The LPM “Magpie” Awards offer a means to celebrate industry accomplishments on an ongoing basis, recognizing the loss prevention professionals, teams, solution providers, law enforcement partners, and others that demonstrate a stellar contribution to the profession. Nominate your peers at Excellence[at]LPportal.com.
Read Hayes, PhD, Director, Loss Prevention Research Council (LPRC)
“I really believe LP exists to enable rapidly evolving retail enterprises,” said Hayes. “Great merchandise and customer experience won’t happen if customers can’t purchase what they came for because it’s been lost or stolen. And they won’t allow their loved ones to visit your stores if they view a store as unsafe. Only LP can successfully tackle those key issues.”
Early in his career, Hayes had a diverse background in loss prevention, law enforcement, and military service that he believes helped prepare him for what he does today, but it was his passion for research that brought him full circle. After college graduation he attended graduate school at Leicester University (UK) and worked with Dr. Hollinger and Dr. Weitz at the University of Florida.
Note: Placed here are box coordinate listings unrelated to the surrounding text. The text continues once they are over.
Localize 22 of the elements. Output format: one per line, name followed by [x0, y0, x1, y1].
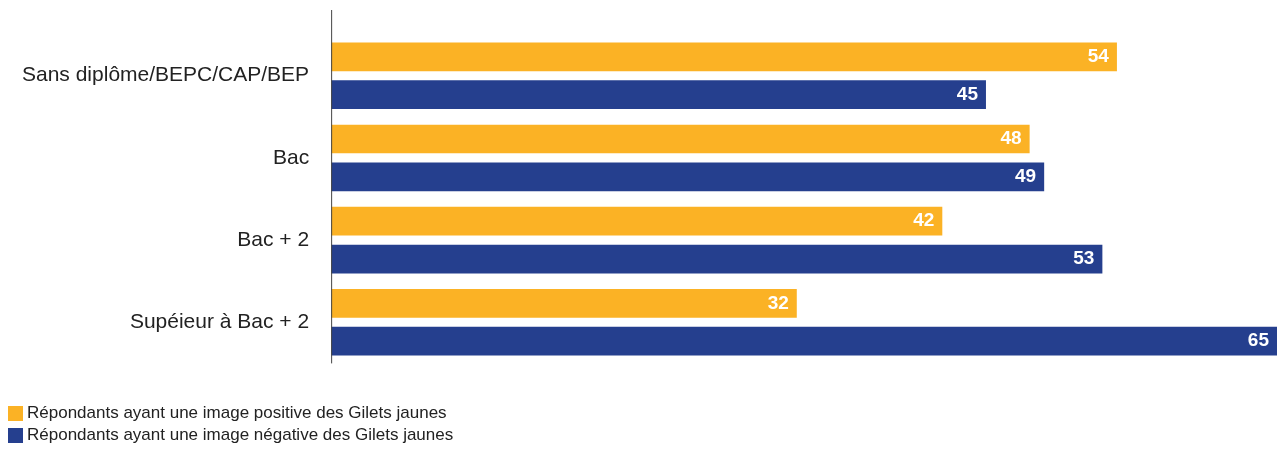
bar — [331, 80, 986, 109]
data-label: 53 — [1073, 247, 1095, 269]
data-label: 65 — [1247, 329, 1270, 351]
data-label: 45 — [956, 82, 979, 104]
bar — [331, 124, 1030, 154]
y-tick-label: Supéieur à Bac + 2 — [129, 309, 310, 333]
y-tick-label: Bac + 2 — [237, 226, 310, 250]
legend-label: Répondants ayant une image positive des Gilets jaunes — [27, 402, 447, 424]
bar — [331, 326, 1277, 356]
bar — [331, 206, 943, 236]
data-label: 49 — [1015, 165, 1037, 187]
y-tick-label: Bac — [272, 144, 310, 168]
bar — [331, 289, 797, 318]
legend-label: Répondants ayant une image négative des Gilets jaunes — [27, 424, 454, 446]
data-label: 42 — [913, 209, 935, 231]
data-label: 54 — [1087, 45, 1110, 67]
bar — [331, 244, 1103, 274]
data-label: 48 — [1000, 127, 1022, 149]
bar — [331, 162, 1045, 192]
bar — [331, 42, 1117, 72]
y-tick-label: Sans diplôme/BEPC/CAP/BEP — [21, 62, 310, 86]
data-label: 32 — [767, 291, 789, 313]
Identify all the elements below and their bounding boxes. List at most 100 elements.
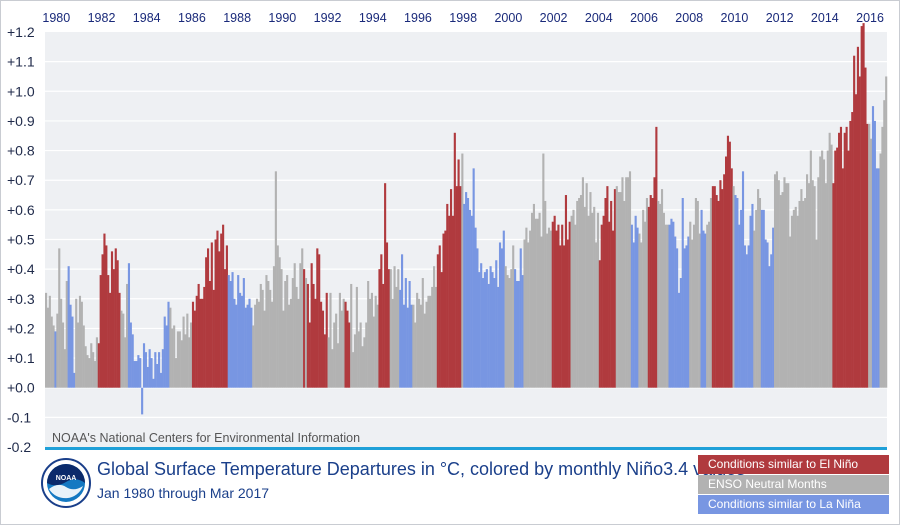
- bar-2012-05: [775, 171, 778, 388]
- bar-1982-08: [103, 233, 106, 388]
- bar-1991-04: [299, 263, 302, 388]
- bar-2011-11: [764, 239, 767, 388]
- bar-2016-10: [875, 168, 878, 388]
- bar-1999-07: [485, 269, 488, 388]
- bar-2013-02: [792, 209, 795, 388]
- bar-1994-06: [370, 292, 373, 388]
- bar-2003-04: [570, 215, 573, 388]
- bar-2015-03: [839, 126, 843, 388]
- bar-2005-03: [613, 189, 616, 388]
- bar-1981-12: [88, 358, 91, 388]
- svg-text:NOAA: NOAA: [56, 475, 77, 482]
- bar-1995-01: [384, 183, 387, 388]
- bar-2014-06: [822, 159, 826, 388]
- bar-1999-06: [483, 272, 487, 388]
- bar-2005-06: [619, 192, 622, 388]
- bar-1982-10: [107, 275, 110, 388]
- bar-2004-02: [589, 192, 592, 388]
- bar-2011-01: [745, 254, 748, 388]
- bar-1983-01: [112, 269, 115, 388]
- bar-2009-12: [721, 189, 724, 388]
- bar-1993-12: [359, 322, 362, 388]
- bar-1981-11: [86, 355, 89, 388]
- bar-1994-02: [363, 337, 366, 388]
- bar-2012-09: [783, 177, 786, 388]
- chart-subtitle: Jan 1980 through Mar 2017: [97, 485, 270, 501]
- bar-1995-03: [387, 269, 390, 388]
- bar-2012-12: [789, 236, 792, 388]
- bar-2001-07: [530, 212, 534, 388]
- bar-1996-02: [408, 281, 411, 388]
- x-tick-label: 1980: [42, 11, 70, 25]
- bar-1994-03: [365, 322, 368, 388]
- bar-2001-10: [536, 218, 539, 388]
- bar-1981-07: [78, 295, 82, 388]
- y-tick-label: +0.3: [7, 291, 35, 307]
- bar-2009-04: [706, 224, 709, 388]
- bar-1997-01: [429, 295, 432, 388]
- bar-1990-11: [289, 298, 293, 388]
- bar-1996-10: [423, 313, 426, 388]
- bar-2014-11: [832, 183, 835, 388]
- bar-1986-09: [195, 295, 198, 388]
- bar-1998-08: [465, 192, 468, 388]
- bar-1985-09: [173, 325, 176, 388]
- bar-1998-04: [457, 159, 460, 388]
- bar-2006-02: [634, 215, 637, 388]
- x-tick-label: 1992: [314, 11, 342, 25]
- bar-1998-05: [459, 186, 462, 388]
- bar-1994-04: [367, 281, 370, 388]
- bar-1999-09: [489, 266, 492, 388]
- bar-2007-06: [664, 224, 667, 388]
- bar-2001-01: [519, 248, 522, 388]
- bar-1992-07: [327, 337, 330, 388]
- bar-2010-04: [728, 141, 731, 388]
- bar-2005-02: [611, 230, 615, 388]
- bar-1996-12: [427, 295, 430, 388]
- bar-1984-09: [150, 358, 153, 388]
- bar-1986-12: [201, 298, 204, 388]
- bar-1981-01: [67, 266, 70, 388]
- bar-2013-11: [809, 150, 812, 388]
- bar-2001-05: [527, 242, 530, 388]
- bar-1980-04: [50, 316, 53, 388]
- bar-1996-11: [425, 301, 428, 388]
- bar-1980-07: [56, 313, 59, 388]
- bar-2017-02: [883, 100, 886, 388]
- bar-1985-07: [169, 307, 172, 388]
- bar-2008-01: [677, 292, 681, 388]
- bar-2017-03: [885, 76, 888, 388]
- bar-1988-05: [233, 298, 236, 388]
- bar-2009-02: [702, 230, 705, 388]
- bar-1994-12: [382, 283, 385, 388]
- bar-1994-07: [372, 316, 375, 388]
- bar-1986-01: [180, 340, 183, 388]
- bar-1995-10: [401, 254, 404, 388]
- bar-1992-06: [325, 292, 328, 388]
- bar-2010-05: [730, 168, 733, 388]
- bar-2004-06: [596, 212, 600, 388]
- bar-2016-05: [866, 123, 869, 388]
- bar-1998-02: [453, 132, 456, 388]
- bar-1987-02: [205, 257, 208, 388]
- bar-1995-02: [385, 242, 389, 388]
- bar-1996-03: [410, 304, 413, 388]
- bar-2007-10: [672, 221, 675, 388]
- bar-1987-12: [223, 269, 227, 388]
- bar-1980-05: [52, 325, 55, 388]
- bar-1980-10: [61, 322, 65, 388]
- bar-2009-10: [717, 200, 720, 388]
- y-tick-label: +0.6: [7, 202, 35, 218]
- bar-2008-10: [694, 198, 697, 388]
- x-tick-label: 1988: [223, 11, 251, 25]
- bar-1992-09: [331, 349, 334, 388]
- bar-2000-02: [498, 242, 502, 388]
- x-tick-label: 1984: [133, 11, 161, 25]
- bar-1991-10: [310, 263, 313, 388]
- bar-2015-04: [841, 168, 844, 388]
- bar-2006-09: [647, 206, 650, 388]
- bar-1985-03: [161, 349, 164, 388]
- bar-1989-05: [255, 298, 259, 388]
- bar-2015-05: [843, 132, 846, 388]
- bar-2011-02: [747, 245, 750, 388]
This, along with early research efforts working with TJX’s Bob MacLea and King Rogers at Target, helped lead to his current role as a research scientist and criminologist and director of the LPRC, which has conducted over 300 asset protection and loss prevention projects and includes over 165 corporations, several research and development labs, various events, and multiple problem-solving working groups.
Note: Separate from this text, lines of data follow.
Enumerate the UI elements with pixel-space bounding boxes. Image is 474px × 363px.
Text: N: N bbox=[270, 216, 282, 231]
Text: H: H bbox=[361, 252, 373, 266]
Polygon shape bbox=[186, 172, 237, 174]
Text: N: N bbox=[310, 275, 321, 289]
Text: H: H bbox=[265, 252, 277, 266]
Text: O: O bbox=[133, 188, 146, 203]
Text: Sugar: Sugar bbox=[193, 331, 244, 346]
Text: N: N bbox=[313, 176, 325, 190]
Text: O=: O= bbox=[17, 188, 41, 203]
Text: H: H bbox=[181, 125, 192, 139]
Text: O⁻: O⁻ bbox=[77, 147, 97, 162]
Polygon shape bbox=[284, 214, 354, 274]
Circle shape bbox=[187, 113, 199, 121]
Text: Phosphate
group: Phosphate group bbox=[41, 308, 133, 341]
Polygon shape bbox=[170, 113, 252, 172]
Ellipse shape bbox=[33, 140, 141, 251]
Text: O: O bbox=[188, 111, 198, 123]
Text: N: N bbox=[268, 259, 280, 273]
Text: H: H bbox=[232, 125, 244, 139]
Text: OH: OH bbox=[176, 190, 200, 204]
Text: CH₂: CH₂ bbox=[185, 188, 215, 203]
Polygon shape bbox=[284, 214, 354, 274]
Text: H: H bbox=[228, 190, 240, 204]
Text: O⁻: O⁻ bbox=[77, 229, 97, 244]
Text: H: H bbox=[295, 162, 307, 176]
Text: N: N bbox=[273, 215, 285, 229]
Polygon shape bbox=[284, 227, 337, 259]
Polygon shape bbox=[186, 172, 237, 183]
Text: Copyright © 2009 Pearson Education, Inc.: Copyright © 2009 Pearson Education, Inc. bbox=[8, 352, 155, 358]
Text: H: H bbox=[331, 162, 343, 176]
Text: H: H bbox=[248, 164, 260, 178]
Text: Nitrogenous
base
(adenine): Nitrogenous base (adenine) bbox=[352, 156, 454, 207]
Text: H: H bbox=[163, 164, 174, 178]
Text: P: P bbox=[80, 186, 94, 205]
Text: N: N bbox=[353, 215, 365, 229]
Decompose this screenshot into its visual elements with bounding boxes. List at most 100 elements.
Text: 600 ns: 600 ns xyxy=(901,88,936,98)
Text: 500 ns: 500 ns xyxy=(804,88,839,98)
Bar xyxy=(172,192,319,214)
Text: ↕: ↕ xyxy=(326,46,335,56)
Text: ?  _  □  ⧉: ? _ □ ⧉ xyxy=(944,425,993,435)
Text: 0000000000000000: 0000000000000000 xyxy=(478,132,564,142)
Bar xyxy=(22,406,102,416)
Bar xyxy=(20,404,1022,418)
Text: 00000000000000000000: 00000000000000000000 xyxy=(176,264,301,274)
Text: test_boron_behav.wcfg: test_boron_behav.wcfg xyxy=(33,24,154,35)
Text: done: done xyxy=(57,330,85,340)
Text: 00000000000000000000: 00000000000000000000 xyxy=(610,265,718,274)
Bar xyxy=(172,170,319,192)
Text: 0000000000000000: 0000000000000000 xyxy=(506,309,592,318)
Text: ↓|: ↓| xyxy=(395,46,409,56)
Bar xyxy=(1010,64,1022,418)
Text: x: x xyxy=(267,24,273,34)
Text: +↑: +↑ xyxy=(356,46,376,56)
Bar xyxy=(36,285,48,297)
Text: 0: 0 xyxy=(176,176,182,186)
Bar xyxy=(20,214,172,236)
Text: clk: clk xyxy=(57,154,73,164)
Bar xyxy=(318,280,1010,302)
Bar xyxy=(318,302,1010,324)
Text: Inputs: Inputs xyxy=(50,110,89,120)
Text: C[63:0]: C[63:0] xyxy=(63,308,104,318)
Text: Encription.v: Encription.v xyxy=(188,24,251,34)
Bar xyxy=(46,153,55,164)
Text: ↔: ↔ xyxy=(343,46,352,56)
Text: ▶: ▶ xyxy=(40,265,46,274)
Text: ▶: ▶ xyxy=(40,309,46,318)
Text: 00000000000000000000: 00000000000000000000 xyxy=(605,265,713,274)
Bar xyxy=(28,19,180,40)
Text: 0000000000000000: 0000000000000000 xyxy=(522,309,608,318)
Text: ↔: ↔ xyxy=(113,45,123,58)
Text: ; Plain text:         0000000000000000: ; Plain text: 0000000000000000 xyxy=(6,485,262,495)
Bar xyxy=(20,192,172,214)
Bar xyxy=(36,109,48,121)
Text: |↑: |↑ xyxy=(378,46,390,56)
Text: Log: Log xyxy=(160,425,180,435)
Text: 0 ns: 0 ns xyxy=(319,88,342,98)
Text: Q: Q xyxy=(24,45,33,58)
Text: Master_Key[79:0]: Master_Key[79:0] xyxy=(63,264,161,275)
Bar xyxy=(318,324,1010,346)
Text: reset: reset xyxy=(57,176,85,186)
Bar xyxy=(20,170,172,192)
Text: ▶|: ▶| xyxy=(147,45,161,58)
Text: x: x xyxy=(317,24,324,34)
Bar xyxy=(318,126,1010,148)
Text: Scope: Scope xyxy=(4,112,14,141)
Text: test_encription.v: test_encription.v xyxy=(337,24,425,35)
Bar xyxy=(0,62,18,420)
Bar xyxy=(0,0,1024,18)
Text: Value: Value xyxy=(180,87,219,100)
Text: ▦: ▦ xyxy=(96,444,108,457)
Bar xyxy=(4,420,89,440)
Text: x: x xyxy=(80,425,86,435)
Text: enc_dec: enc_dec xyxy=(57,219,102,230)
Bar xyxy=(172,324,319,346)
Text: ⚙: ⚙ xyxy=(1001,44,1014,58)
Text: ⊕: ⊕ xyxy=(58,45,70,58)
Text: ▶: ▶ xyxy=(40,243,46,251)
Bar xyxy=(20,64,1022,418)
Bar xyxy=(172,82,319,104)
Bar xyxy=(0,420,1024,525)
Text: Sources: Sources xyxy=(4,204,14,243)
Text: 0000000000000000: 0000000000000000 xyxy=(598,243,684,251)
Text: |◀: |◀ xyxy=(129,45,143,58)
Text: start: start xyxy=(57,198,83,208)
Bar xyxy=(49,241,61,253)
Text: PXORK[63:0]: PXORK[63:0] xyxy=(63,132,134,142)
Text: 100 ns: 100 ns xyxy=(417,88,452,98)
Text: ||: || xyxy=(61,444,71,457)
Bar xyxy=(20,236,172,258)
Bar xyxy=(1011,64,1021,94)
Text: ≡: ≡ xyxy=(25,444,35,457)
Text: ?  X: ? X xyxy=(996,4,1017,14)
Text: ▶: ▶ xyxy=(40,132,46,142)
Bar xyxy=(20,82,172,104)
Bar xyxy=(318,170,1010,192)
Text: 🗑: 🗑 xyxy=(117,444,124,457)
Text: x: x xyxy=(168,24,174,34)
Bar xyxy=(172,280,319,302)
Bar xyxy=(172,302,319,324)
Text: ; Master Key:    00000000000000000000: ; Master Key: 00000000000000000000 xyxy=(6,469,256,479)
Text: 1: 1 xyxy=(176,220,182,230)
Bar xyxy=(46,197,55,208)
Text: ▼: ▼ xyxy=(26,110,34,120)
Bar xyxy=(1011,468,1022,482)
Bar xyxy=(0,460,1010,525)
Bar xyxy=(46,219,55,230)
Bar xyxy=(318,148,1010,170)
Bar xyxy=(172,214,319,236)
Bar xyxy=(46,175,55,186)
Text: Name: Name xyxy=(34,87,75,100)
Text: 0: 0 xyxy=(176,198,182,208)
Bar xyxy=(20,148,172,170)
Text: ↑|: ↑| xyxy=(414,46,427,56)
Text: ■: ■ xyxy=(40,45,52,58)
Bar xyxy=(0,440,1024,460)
“When it comes to the important work of the LPRC, we must start by thinking out meaningful objectives while supporting strategy and action,” he said. “But to achieve all that we hope to accomplish, we need more than retailers and innovative LP leaders. We also need critical solution partners, our retail associations, law enforcement agencies, logistics companies, faculty, tech innovation thinkers, and others to join together to build and execute layered and lasting plans.”
Hayes also offered advice for building a meaningful career. “Always work to improve your capabilities and impact, build relationships, and perform,” he said. “But never make it all about you—never. Good people doing good things tend to get recognized and promoted, but almost never overnight. Be patient.”